After doing a lot of reading, the bentonite is best added at the very first stage with some warm water, before you even add fruit/fermentables. Bentonite molecules swell to 7 times their size with a negative charge and attract particles that cling to them. With the bentonite added at the beginning, the CO2 in the fermentation keeps lifting it up to grab more stuff. As the ferment slows, the bentonite, laden with particles, sink to the bottom. Adding it after the ferment, the bentonite basically gets one shot at grabbing stuff on its way to the bottom.
 
After doing a lot of reading, the bentonite is best added at the very first stage with some warm water, before you even add fruit/fermentables. Bentonite molecules swell to 7 times their size with a negative charge and attract particles that cling to them. With the bentonite added at the beginning, the CO2 in the fermentation keeps lifting it up to grab more stuff. As the ferment slows, the bentonite, laden with particles, sink to the bottom. Adding it after the ferment, the bentonite basically gets one shot at grabbing stuff on its way to the bottom.

Yes Bentonite is like clay, you have to stir it in very warm water at the start to get it to mix well then you add everyone on top of that in the fermenter. If you need a clarifier at the end, you can use something like isinglass, that is what a ton of white wines use.

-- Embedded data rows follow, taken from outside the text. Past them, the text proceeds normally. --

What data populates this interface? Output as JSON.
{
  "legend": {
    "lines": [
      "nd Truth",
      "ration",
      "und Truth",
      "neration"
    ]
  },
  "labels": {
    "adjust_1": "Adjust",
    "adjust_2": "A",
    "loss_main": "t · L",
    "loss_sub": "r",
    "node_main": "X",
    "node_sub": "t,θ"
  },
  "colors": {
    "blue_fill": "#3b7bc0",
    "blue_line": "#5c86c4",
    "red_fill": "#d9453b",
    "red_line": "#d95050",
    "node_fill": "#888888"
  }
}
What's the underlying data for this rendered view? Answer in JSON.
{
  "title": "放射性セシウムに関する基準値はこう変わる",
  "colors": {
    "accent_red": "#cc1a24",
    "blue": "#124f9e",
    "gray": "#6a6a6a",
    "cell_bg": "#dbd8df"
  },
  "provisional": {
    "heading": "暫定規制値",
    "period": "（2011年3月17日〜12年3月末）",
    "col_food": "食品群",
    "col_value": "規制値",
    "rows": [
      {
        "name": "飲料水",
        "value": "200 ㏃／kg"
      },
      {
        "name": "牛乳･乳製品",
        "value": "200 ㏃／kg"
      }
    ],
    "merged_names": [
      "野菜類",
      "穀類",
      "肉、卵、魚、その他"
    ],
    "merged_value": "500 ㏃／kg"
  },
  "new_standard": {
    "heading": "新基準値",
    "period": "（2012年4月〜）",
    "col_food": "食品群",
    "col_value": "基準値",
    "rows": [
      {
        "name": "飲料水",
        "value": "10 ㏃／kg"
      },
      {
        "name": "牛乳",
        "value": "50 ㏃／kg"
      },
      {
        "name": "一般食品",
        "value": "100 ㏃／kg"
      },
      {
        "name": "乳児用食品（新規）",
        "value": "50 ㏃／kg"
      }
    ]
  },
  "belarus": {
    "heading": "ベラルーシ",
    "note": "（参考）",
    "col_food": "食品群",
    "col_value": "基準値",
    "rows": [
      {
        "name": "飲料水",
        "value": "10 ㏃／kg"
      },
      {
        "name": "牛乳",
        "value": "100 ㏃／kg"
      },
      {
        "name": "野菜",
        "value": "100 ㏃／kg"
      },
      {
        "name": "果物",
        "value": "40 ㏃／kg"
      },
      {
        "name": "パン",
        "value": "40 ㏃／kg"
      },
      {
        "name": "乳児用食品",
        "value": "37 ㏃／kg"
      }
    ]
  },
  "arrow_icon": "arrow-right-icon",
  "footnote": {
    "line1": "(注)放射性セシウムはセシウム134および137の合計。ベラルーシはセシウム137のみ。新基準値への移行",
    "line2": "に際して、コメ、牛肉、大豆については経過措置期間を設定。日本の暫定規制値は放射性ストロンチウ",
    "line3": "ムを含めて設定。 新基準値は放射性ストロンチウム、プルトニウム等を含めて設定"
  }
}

Also be patient, this can take months to clear up on it's own. Mine sat it primary for 6 days, when it was a little below 1.040 I racked in into secondary, it sat there, and about 30 days, I just racked it into another carboy, and it has been in there for 7 days now. It looks a ton nicer than when it was in primary of course, but is not clear yet. If this doesn't drop a bunch of lees this time around, I'm going to probably bottle it in a few weeks.
 
Hi all, I'm new to winemaking and I just brewed up a one gallon batch of this last week. It's doing great so far. I used organic bananas to minimize pesticides on the peels and I let them ripen until they were just about black. They must have had a lot of sugar because the SG ended up being way too high when I added the recommended amount of sugar in the recipe. Oops. I wasn't intending to make Banana Rocket Fuel. I diluted it down with water and now I'm hoping I didn't also dilute out the banana flavor too much.